ABD Dışişleri Bakanlığı'nın Avrupa ve Avrasya İşlerinden Sorumlu Müsteşar Yardımcısı olarak görev yapan Matthew Palmer, Doğu Akdeniz’de ülkesinin çeşitli stratejik çıkarları bulunduğunu söyledi. Palmer, Doğu Akdeniz’in enerji kaynakları açısından da önemi giderek artan bir bölge olduğunu vurguladı.
ABD’nin bölgede 10 savaş gemisi, 130 savaş uçağı ve yaklaşık 9 bin askerinin bulunduğunun hatırlatılması üzerine Palmer, “Bölgede ABD’nin ulusal güvenliğini de ilgilendiren çok sayıda mevzu var” dedi.  ABD’nin Fransa gibi, Ada’da bir üs arayışında olmadığını vurgulayan Palmer, sözlerini söyle sürdürdü: 
“Doğu Akdeniz, ABD’nin bir dizi stratejik çıkarının ve önemli ortaklarının bulunduğu bir bölge.  Biz Doğu Akdeniz’e, yeni hidrokarbom kaynaklarının bulunduğu, enerji kaynakları açısından da giderek önemi artan bir bölge olarak bakıyoruz. Biz bölgedeki enerji kaynaklarının Avrupa’nın enerji güvenliğine, enerji ithalatını çeşitlendirmesine katkı yapacağını düşünüyoruz. Bunun yanısıra, Doğu Akdeniz’de terörle mücadele, uyuşturucuyla mücadele, insan kaçakçılığı, göç gibi, ABD’nin ulusal güvenliğini de yakından ilgilendiren birçok farklı konuyla da ilgileniyoruz.”
ABD Dışişleri Bakanı Mike Pompeo’nun da yer aldığı, Yunanistan, Kıbrıs Rum Kesimi ve İsrail liderlerinin katıldığı “3+1” toplantısını hatırlatan Palmer, ABD’nin bölgedeki ortaklarıyla tüm bu konularda yakın şekilde çalıştığını belirtti.
Kıbrıs Rum Kesimi’ni stratejik ortak olarak tanımlayan Amerikalı diplomat, “Kıbrıslı dostlarımızla ortak gündemimize ilişkin yakın şekilde çalışıyoruz. Bu değer verdiğimiz, derinleştirmek ve güçlendirmek istediğimiz bir ilişki” şeklinde konuştu.
“KIBRISLI TÜRKLER VE TÜRKİYE DE ABD İÇİN ORTAK”
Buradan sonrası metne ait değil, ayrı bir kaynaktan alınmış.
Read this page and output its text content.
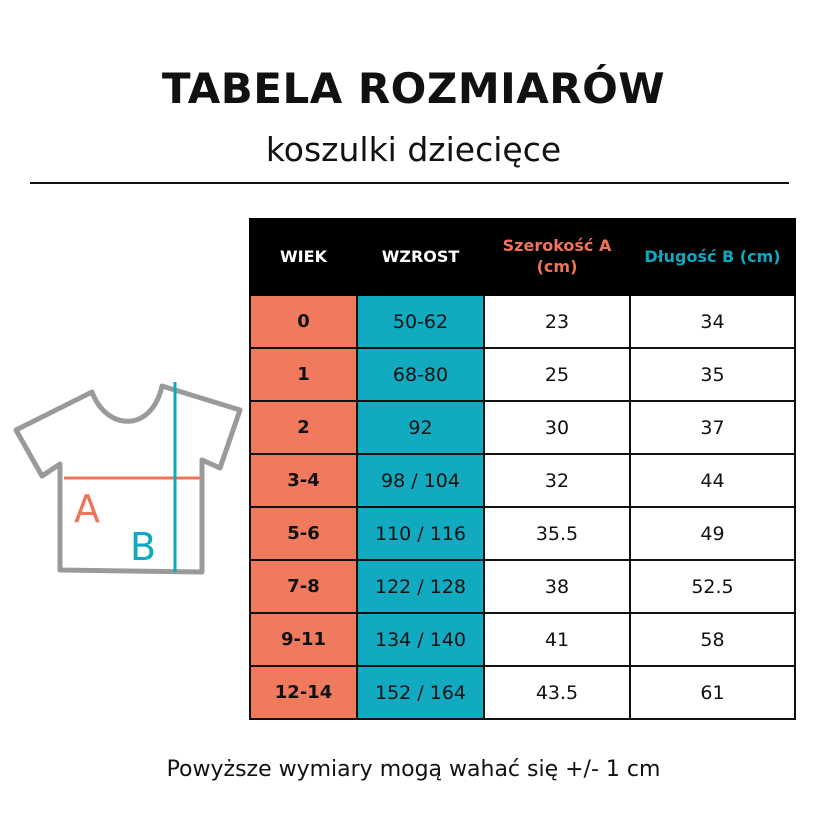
TABELA ROZMIARÓW
koszulki dziecięce
A
B
WIEK	WZROST	Szerokość A (cm)	Długość B (cm)
0	50-62	23	34
1	68-80	25	35
2	92	30	37
3-4	98 / 104	32	44
5-6	110 / 116	35.5	49
7-8	122 / 128	38	52.5
9-11	134 / 140	41	58
12-14	152 / 164	43.5	61
Powyższe wymiary mogą wahać się +/- 1 cm
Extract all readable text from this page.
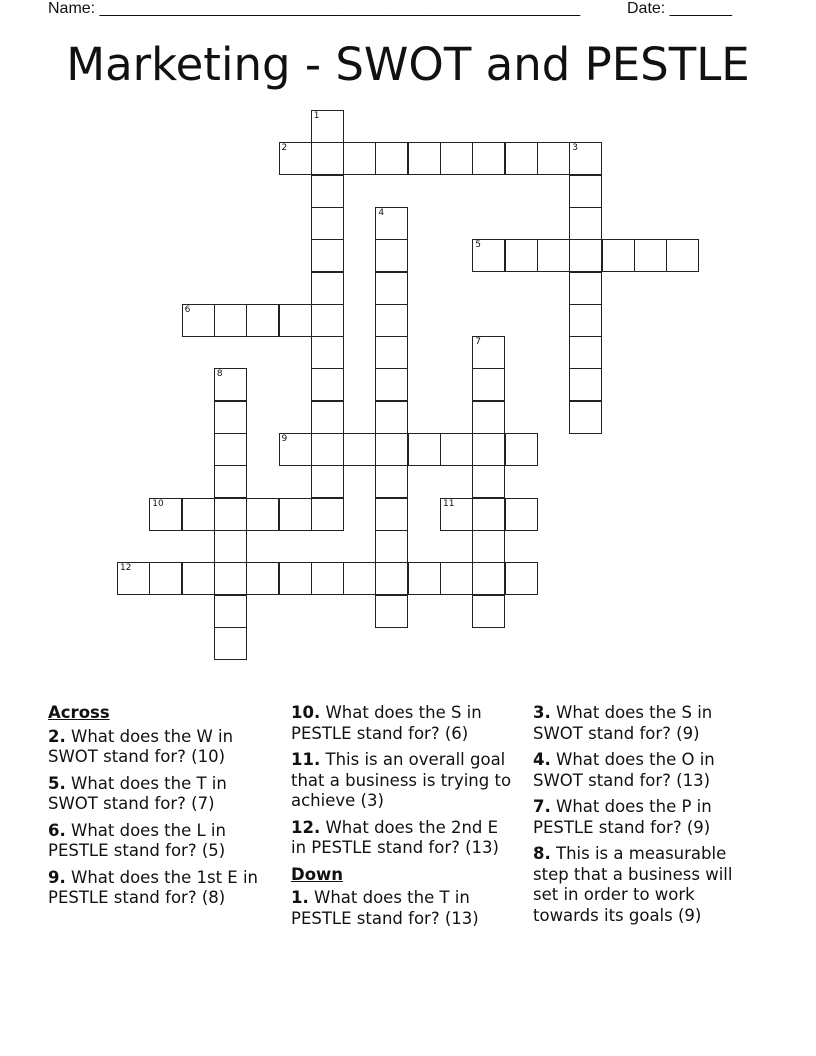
Name: ______________________________________________________	Date: _______
Marketing - SWOT and PESTLE
1
2	3
4
5
6
7
8
9
10	11
12
Across
2. What does the W in SWOT stand for? (10)
5. What does the T in SWOT stand for? (7)
6. What does the L in PESTLE stand for? (5)
9. What does the 1st E in PESTLE stand for? (8)
10. What does the S in PESTLE stand for? (6)
11. This is an overall goal that a business is trying to achieve (3)
12. What does the 2nd E in PESTLE stand for? (13)
Down
1. What does the T in PESTLE stand for? (13)
3. What does the S in SWOT stand for? (9)
4. What does the O in SWOT stand for? (13)
7. What does the P in PESTLE stand for? (9)
8. This is a measurable step that a business will set in order to work towards its goals (9)
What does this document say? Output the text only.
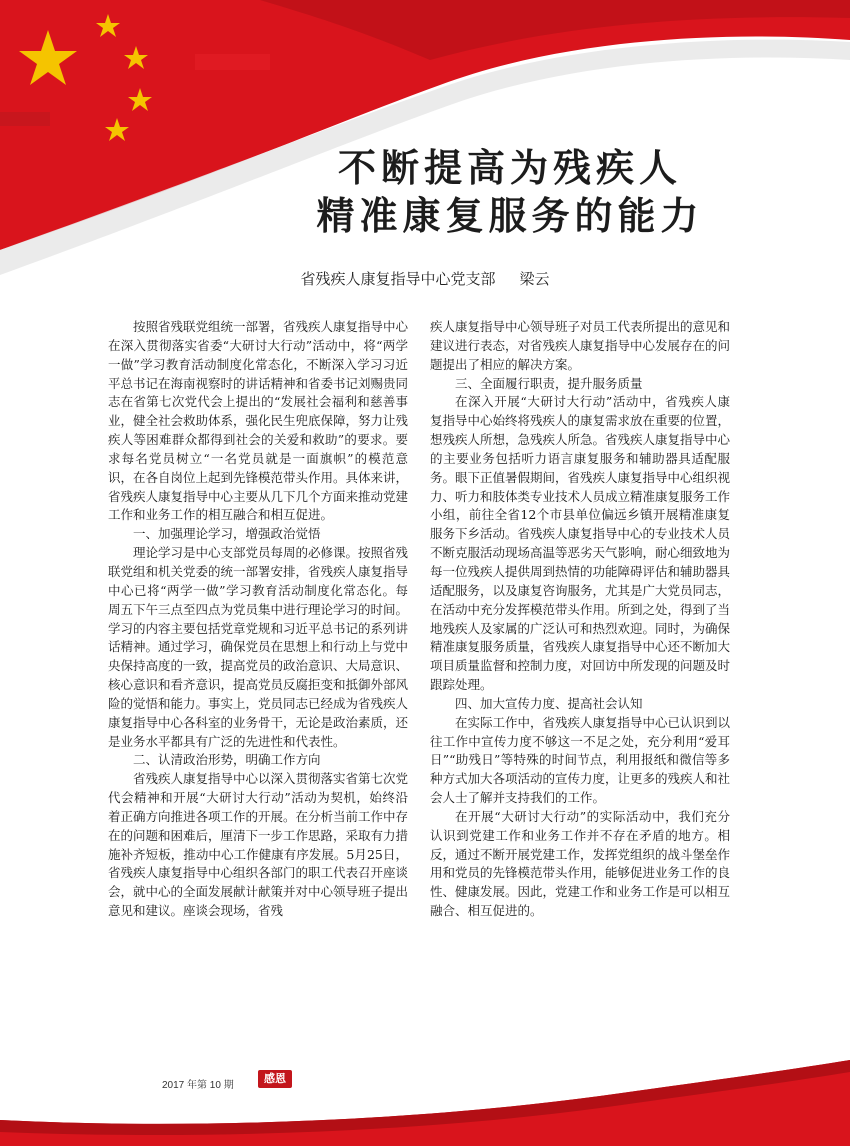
不断提高为残疾人
精准康复服务的能力
省残疾人康复指导中心党支部 梁云

按照省残联党组统一部署，省残疾人康复指导中心在深入贯彻落实省委“大研讨大行动”活动中，将“两学一做”学习教育活动制度化常态化，不断深入学习习近平总书记在海南视察时的讲话精神和省委书记刘赐贵同志在省第七次党代会上提出的“发展社会福利和慈善事业，健全社会救助体系，强化民生兜底保障，努力让残疾人等困难群众都得到社会的关爱和救助”的要求。要求每名党员树立“一名党员就是一面旗帜”的模范意识，在各自岗位上起到先锋模范带头作用。具体来讲，省残疾人康复指导中心主要从几下几个方面来推动党建工作和业务工作的相互融合和相互促进。

一、加强理论学习，增强政治觉悟

理论学习是中心支部党员每周的必修课。按照省残联党组和机关党委的统一部署安排，省残疾人康复指导中心已将“两学一做”学习教育活动制度化常态化。每周五下午三点至四点为党员集中进行理论学习的时间。学习的内容主要包括党章党规和习近平总书记的系列讲话精神。通过学习，确保党员在思想上和行动上与党中央保持高度的一致，提高党员的政治意识、大局意识、核心意识和看齐意识，提高党员反腐拒变和抵御外部风险的觉悟和能力。事实上，党员同志已经成为省残疾人康复指导中心各科室的业务骨干，无论是政治素质，还是业务水平都具有广泛的先进性和代表性。

二、认清政治形势，明确工作方向

省残疾人康复指导中心以深入贯彻落实省第七次党代会精神和开展“大研讨大行动”活动为契机，始终沿着正确方向推进各项工作的开展。在分析当前工作中存在的问题和困难后，厘清下一步工作思路，采取有力措施补齐短板，推动中心工作健康有序发展。5月25日，省残疾人康复指导中心组织各部门的职工代表召开座谈会，就中心的全面发展献计献策并对中心领导班子提出意见和建议。座谈会现场，省残

疾人康复指导中心领导班子对员工代表所提出的意见和建议进行表态，对省残疾人康复指导中心发展存在的问题提出了相应的解决方案。

三、全面履行职责，提升服务质量

在深入开展“大研讨大行动”活动中，省残疾人康复指导中心始终将残疾人的康复需求放在重要的位置，想残疾人所想，急残疾人所急。省残疾人康复指导中心的主要业务包括听力语言康复服务和辅助器具适配服务。眼下正值暑假期间，省残疾人康复指导中心组织视力、听力和肢体类专业技术人员成立精准康复服务工作小组，前往全省12个市县单位偏远乡镇开展精准康复服务下乡活动。省残疾人康复指导中心的专业技术人员不断克服活动现场高温等恶劣天气影响，耐心细致地为每一位残疾人提供周到热情的功能障碍评估和辅助器具适配服务，以及康复咨询服务，尤其是广大党员同志，在活动中充分发挥模范带头作用。所到之处，得到了当地残疾人及家属的广泛认可和热烈欢迎。同时，为确保精准康复服务质量，省残疾人康复指导中心还不断加大项目质量监督和控制力度，对回访中所发现的问题及时跟踪处理。

四、加大宣传力度、提高社会认知

在实际工作中，省残疾人康复指导中心已认识到以往工作中宣传力度不够这一不足之处，充分利用“爱耳日”“助残日”等特殊的时间节点，利用报纸和微信等多种方式加大各项活动的宣传力度，让更多的残疾人和社会人士了解并支持我们的工作。

在开展“大研讨大行动”的实际活动中，我们充分认识到党建工作和业务工作并不存在矛盾的地方。相反，通过不断开展党建工作，发挥党组织的战斗堡垒作用和党员的先锋模范带头作用，能够促进业务工作的良性、健康发展。因此，党建工作和业务工作是可以相互融合、相互促进的。

2017 年第 10 期
感恩
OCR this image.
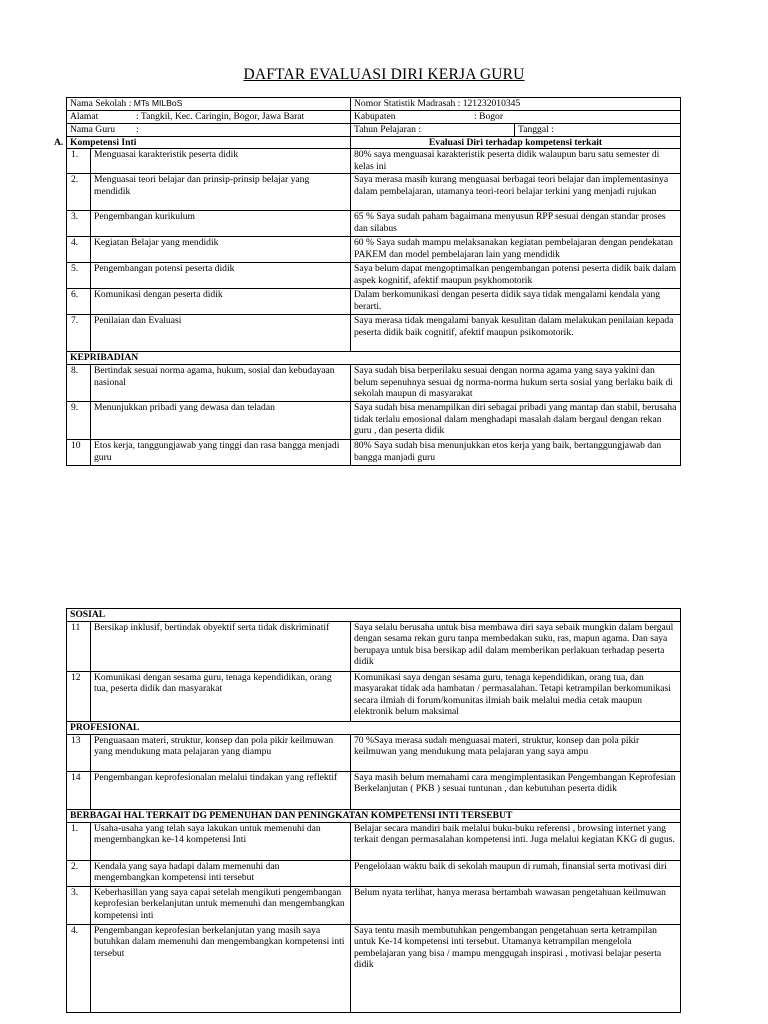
DAFTAR EVALUASI DIRI KERJA GURU
A.
Nama Sekolah : MTs MILBoS		Nomor Statistik Madrasah : 121232010345	
Alamat : Tangkil, Kec. Caringin, Bogor, Jawa Barat		Kabupaten : Bogor	
Nama Guru :		Tahun Pelajaran :	Tanggal :
Kompetensi Inti		Evaluasi Diri terhadap kompetensi terkait	
1.	Menguasai karakteristik peserta didik	80% saya menguasai karakteristik peserta didik walaupun baru satu semester di kelas ini	
2.	Menguasai teori belajar dan prinsip-prinsip belajar yang mendidik	Saya merasa masih kurang menguasai berbagai teori belajar dan implementasinya dalam pembelajaran, utamanya teori-teori belajar terkini yang menjadi rujukan	
3.	Pengembangan kurikulum	65 % Saya sudah paham bagaimana menyusun RPP sesuai dengan standar proses dan silabus	
4.	Kegiatan Belajar yang mendidik	60 % Saya sudah mampu melaksanakan kegiatan pembelajaran dengan pendekatan PAKEM dan model pembelajaran lain yang mendidik	
5.	Pengembangan potensi peserta didik	Saya belum dapat mengoptimalkan pengembangan potensi peserta didik baik dalam aspek kognitif, afektif maupun psykhomotorik	
6.	Komunikasi dengan peserta didik	Dalam berkomunikasi dengan peserta didik saya tidak mengalami kendala yang berarti.	
7.	Penilaian dan Evaluasi	Saya merasa tidak mengalami banyak kesulitan dalam melakukan penilaian kepada peserta didik baik cognitif, afektif maupun psikomotorik.	
KEPRIBADIAN			
8.	Bertindak sesuai norma agama, hukum, sosial dan kebudayaan nasional	Saya sudah bisa berperilaku sesuai dengan norma agama yang saya yakini dan belum sepenuhnya sesuai dg norma-norma hukum serta sosial yang berlaku baik di sekolah maupun di masyarakat	
9.	Menunjukkan pribadi yang dewasa dan teladan	Saya sudah bisa menampilkan diri sebagai pribadi yang mantap dan stabil, berusaha tidak terlalu emosional dalam menghadapi masalah dalam bergaul dengan rekan guru , dan peserta didik	
10	Etos kerja, tanggungjawab yang tinggi dan rasa bangga menjadi guru	80% Saya sudah bisa menunjukkan etos kerja yang baik, bertanggungjawab dan bangga manjadi guru	
SOSIAL		
11	Bersikap inklusif, bertindak obyektif serta tidak diskriminatif	Saya selalu berusaha untuk bisa membawa diri saya sebaik mungkin dalam bergaul dengan sesama rekan guru tanpa membedakan suku, ras, mapun agama. Dan saya berupaya untuk bisa bersikap adil dalam memberikan perlakuan terhadap peserta didik
12	Komunikasi dengan sesama guru, tenaga kependidikan, orang tua, peserta didik dan masyarakat	Komunikasi saya dengan sesama guru, tenaga kependidikan, orang tua, dan masyarakat tidak ada hambatan / permasalahan. Tetapi ketrampilan berkomunikasi secara ilmiah di forum/komunitas ilmiah baik melalui media cetak maupun elektronik belum maksimal
PROFESIONAL		
13	Penguasaan materi, struktur, konsep dan pola pikir keilmuwan yang mendukung mata pelajaran yang diampu	70 %Saya merasa sudah menguasai materi, struktur, konsep dan pola pikir keilmuwan yang mendukung mata pelajaran yang saya ampu
14	Pengembangan keprofesionalan melalui tindakan yang reflektif	Saya masih belum memahami cara mengimplentasikan Pengembangan Keprofesian Berkelanjutan ( PKB ) sesuai tuntunan , dan kebutuhan peserta didik
BERBAGAI HAL TERKAIT DG PEMENUHAN DAN PENINGKATAN KOMPETENSI INTI TERSEBUT		
1.	Usaha-usaha yang telah saya lakukan untuk memenuhi dan mengembangkan ke-14 kompetensi Inti	Belajar secara mandiri baik melalui buku-buku referensi , browsing internet yang terkait dengan permasalahan kompetensi inti. Juga melalui kegiatan KKG di gugus.
2.	Kendala yang saya hadapi dalam memenuhi dan mengembangkan kompetensi inti tersebut	Pengelolaan waktu baik di sekolah maupun di rumah, finansial serta motivasi diri
3.	Keberhasillan yang saya capai setelah mengikuti pengembangan keprofesian berkelanjutan untuk memenuhi dan mengembangkan kompetensi inti	Belum nyata terlihat, hanya merasa bertambah wawasan pengetahuan keilmuwan
4.	Pengembangan keprofesian berkelanjutan yang masih saya butuhkan dalam memenuhi dan mengembangkan kompetensi inti tersebut	Saya tentu masih membutuhkan pengembangan pengetahuan serta ketrampilan untuk Ke-14 kompetensi inti tersebut. Utamanya ketrampilan mengelola pembelajaran yang bisa / mampu menggugah inspirasi , motivasi belajar peserta didik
Palmer, ABD’nin bölgede Kıbrıslı Türkler ve Türkiye ile ilişkilerine yönelik soruya ise şu yanıtı verdi: 
“Kıbrıslı Türkler bizim için dost ve ortak. Biz Kıbrıslı Türk liderlerle düzenli temas halindeyiz.   Türkiye de ABD’nin onyıllardır önemli bir müttefiki. Türkiye ile ilişkilere değer veriyoruz. Bizim için önemli ve yararlı. Türkiye için de öyle. PKK terörüyle mücadelede yakın şekilde çalışıyoruz, özelikle Irak’ta. Suriye’de istikrarın sağlanması ve Suriye halkının daha iyi bir geleceğe sahip olması için de birlikte çalışıyoruz.”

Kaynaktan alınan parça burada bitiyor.